When loading weight from file with model.load_state_dict(torch.load(model_file))
exception raised: THCudaCheck FAIL file=/data/users/soumith/builder/wheel/pytorch-src/torch/lib/THC/generic/THCStorage.c line=79 error=2 : out of memory Segmentation fault (core dumped)
Previously this runs with no problem, actually two training processes are still running (on another two GPUs), however this breaks when I want to start an additional training process.
OK, I think I’ve got where the problem rises: the model weight saved with torch.save(model.state_dict(), file)
contains device info and torch.load(model_file) will load the weight directly into the device according to the saved device info rather than load into CPU. So, if the previously used device is short of memory, this loading process will crash.
model weights loading...
THCudaCheck FAIL file=/data/users/soumith/builder/wheel/pytorch-src/torch/csrc/generic/serialization.cpp line=145 error=2 : out of memory
Traceback (most recent call last):
File "PTR_evaluation_pytorch.py", line 197, in <module>
model.load_state_dict(torch.load(model_file,map_location=map_loc))
File "/home/David/App/anaconda3/lib/python3.5/site-packages/torch/serialization.py", line 222, in load
return _load(f, map_location, pickle_module)
File "/home/David/App/anaconda3/lib/python3.5/site-packages/torch/serialization.py", line 377, in _load
deserialized_objects[key]._set_from_file(f, offset)

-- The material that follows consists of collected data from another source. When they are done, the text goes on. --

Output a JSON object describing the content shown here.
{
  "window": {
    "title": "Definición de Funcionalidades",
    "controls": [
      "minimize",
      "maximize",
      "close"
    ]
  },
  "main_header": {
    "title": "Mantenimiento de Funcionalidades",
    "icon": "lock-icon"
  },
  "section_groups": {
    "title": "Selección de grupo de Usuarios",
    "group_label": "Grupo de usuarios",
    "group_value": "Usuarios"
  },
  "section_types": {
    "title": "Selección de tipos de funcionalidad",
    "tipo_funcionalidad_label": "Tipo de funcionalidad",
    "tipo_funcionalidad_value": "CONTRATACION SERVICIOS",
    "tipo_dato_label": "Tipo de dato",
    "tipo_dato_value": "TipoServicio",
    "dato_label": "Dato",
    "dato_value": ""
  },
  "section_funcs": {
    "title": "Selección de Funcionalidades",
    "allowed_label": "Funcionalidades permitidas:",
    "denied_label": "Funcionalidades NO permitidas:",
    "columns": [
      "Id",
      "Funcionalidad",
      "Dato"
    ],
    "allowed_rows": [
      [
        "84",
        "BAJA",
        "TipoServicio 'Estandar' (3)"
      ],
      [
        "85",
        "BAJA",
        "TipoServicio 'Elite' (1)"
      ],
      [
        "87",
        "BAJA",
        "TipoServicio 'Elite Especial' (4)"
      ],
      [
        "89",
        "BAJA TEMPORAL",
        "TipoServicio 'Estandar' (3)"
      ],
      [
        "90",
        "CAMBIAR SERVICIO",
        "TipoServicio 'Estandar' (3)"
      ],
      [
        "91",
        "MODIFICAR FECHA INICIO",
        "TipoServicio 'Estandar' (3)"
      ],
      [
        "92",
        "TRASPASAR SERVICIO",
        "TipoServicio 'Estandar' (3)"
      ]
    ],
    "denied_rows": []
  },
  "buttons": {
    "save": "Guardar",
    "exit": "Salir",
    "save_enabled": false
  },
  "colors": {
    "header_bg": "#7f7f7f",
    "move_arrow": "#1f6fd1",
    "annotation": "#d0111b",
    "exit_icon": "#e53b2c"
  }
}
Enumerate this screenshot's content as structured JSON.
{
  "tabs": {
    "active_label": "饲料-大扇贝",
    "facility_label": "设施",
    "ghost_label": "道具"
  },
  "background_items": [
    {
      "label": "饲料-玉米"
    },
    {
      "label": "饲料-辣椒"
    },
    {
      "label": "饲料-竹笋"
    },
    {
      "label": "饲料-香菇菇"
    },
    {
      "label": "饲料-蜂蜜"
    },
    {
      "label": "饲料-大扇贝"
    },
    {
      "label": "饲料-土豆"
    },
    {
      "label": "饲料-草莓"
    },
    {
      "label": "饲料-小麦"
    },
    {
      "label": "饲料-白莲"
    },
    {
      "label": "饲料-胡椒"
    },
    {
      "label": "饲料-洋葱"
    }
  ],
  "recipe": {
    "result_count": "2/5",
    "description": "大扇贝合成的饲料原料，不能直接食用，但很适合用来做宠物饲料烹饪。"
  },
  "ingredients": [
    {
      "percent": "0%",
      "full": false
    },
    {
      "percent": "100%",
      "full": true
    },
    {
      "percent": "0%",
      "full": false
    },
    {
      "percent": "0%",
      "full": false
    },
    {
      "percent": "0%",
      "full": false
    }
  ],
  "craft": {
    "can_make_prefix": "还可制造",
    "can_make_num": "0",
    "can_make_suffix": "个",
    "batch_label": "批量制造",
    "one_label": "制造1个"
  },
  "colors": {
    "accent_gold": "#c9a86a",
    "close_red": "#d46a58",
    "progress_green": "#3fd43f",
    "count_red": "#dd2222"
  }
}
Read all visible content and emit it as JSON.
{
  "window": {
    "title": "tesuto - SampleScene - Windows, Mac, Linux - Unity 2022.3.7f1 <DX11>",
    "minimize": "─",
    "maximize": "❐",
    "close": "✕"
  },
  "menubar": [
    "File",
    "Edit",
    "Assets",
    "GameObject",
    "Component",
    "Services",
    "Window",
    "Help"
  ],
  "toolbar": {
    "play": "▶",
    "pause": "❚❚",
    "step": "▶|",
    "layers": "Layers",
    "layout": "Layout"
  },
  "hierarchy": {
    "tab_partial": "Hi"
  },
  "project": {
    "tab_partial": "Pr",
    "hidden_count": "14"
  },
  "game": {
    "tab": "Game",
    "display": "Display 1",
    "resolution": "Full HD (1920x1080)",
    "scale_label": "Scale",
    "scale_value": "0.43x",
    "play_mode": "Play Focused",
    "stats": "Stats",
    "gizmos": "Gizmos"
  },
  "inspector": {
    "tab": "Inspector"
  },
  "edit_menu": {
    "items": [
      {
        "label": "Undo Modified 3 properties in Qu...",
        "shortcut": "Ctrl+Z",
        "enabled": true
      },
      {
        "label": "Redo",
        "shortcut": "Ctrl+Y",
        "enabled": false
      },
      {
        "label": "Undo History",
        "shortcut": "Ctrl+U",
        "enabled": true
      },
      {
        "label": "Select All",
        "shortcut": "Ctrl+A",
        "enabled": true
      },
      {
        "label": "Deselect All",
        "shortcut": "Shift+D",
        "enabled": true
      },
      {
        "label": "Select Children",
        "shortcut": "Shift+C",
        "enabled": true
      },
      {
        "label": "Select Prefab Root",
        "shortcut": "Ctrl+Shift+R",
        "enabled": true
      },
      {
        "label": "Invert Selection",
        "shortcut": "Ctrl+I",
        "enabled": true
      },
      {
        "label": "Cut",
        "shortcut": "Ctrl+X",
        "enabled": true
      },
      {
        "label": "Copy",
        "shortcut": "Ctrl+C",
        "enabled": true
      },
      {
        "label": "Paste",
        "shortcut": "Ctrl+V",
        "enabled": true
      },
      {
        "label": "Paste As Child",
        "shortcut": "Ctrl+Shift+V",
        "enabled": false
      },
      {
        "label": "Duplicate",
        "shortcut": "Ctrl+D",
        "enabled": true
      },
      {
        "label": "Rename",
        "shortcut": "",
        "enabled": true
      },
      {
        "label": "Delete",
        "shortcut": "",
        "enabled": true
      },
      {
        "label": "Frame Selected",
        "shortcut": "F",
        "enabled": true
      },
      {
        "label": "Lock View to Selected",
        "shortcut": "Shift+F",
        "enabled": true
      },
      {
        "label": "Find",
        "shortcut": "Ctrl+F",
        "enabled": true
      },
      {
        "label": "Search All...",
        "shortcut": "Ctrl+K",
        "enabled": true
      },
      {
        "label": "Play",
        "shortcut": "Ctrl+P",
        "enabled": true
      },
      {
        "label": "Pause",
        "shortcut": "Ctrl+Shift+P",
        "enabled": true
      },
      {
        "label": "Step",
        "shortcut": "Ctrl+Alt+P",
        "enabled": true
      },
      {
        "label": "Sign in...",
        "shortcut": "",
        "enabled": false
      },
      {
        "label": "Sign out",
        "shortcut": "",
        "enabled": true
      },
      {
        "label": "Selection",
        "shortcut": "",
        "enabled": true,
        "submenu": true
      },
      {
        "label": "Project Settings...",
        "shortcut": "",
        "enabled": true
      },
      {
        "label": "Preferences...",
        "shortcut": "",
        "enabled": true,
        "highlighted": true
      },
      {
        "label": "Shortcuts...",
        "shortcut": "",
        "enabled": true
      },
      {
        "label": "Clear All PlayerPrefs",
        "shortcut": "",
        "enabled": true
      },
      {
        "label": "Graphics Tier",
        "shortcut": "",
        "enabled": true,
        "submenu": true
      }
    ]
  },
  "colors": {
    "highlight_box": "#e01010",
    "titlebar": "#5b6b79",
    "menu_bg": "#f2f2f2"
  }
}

RuntimeError: cuda runtime error (2) : out of memory at /data/users/soumith/builder/wheel/pytorch-src/torch/csrc/generic/serialization.cpp:145
The target device is idle with over 20GB memory free.
there was a bug in the serialization where remapping devices still used the device memory. this is fixed in master. i am working on binaries of version 0.1.11 and that will have this fix.
map_location – a function, torch.device, string or a dict specifying how to remap storage locations
if torch.cuda.is_available() and cfg.use_gpu is not None:
device = torch.device(use_gpu)
else:
device = torch.device("cpu")
checkpoint_data = torch.load(checkpoint_path, map_location=device)
model.load_state_dict(checkpoint_data['model'])
optimizer.load_state_dict(checkpoint_data['optimizer'])